21 abril 2017

2/7 *

Os oboés dão o tom. Lá maior. O maestro volta-se para a direita e, lentamente, com um golpe de pulso, acena aos violoncelos. Estes expõem o tema. Apenas as linhas gerais, o fio condutor.

O resto da orquestra está suspensa, muda. Os violinos, impacientes, preparam o arco. Encostam-no às cordas. Com o apontar da batuta, estas vibram em coro.

O céu começa a fechar-se. As nuvens juntam-se em cores de tempestade.

A primeira secção de violinos recomeça o tema inicial sobre os graves dos violoncelos. O tempo é mais rápido e o instrumento apresenta os capriccios próprios.

Entra agora a segunda secção. Complementa a primeira. Enche, a contraponto, os espaços que esta vai deixando vazios. Sobem os arcos de uma, descem os da outra.

O ar começa a escurecer, o vento sente-se. As nuvens, cada vez mais escuras, enrolam-se sobre elas próprias.

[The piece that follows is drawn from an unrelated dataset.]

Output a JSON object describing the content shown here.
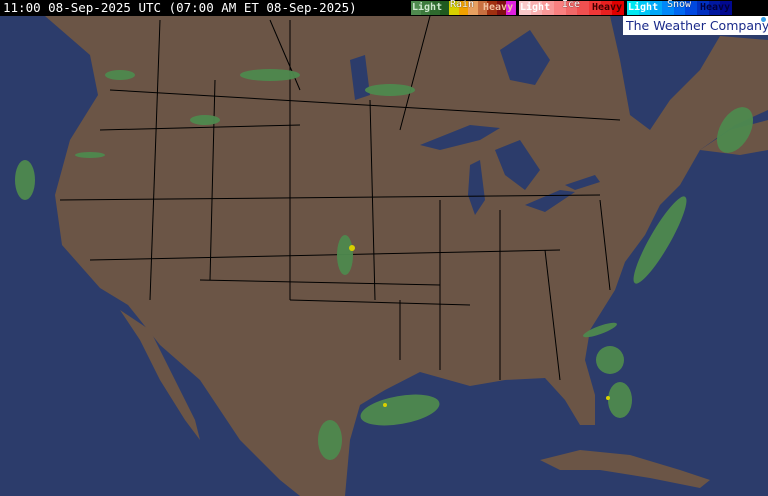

O primeiro violino toma o seu lugar. Eleva-se, sozinho, acima do resto. O vibrato agudo, cristalino, sobrepõe-se a qualquer outro som da orquestra. O maestro, com movimentos curtos e precisos, dirige os instrumentos. Com a batuta ordena que os violoncelos subam de intensidade.

Os graves são o suporte para todos os outros sons, são o chão onde caem.

A segunda secção de violinos, regida pelo maestro com gestos secos da mão esquerda, acompanha os violoncelos nesta escalada, num diálogo que, pouco a pouco, vai subindo de volume.

Um a um, os violinos que seguiam o tema acompanham o primeiro na escalada sobre o resto da orquestra. Camada sobre camada, agudo sobre grave, o quadro acabou de ser pintado.

A tempestade desdobra-se impaciente para trás e para a frente.

O céu abre-se em dois com o estrondo dos tímbales. O chão estremece a cada vibração da corda dos contra-baixos. Foge debaixo dos pés.

Um, um dois três, um.

As madeiras rangem, os metais brilham, os arcos retesam-se.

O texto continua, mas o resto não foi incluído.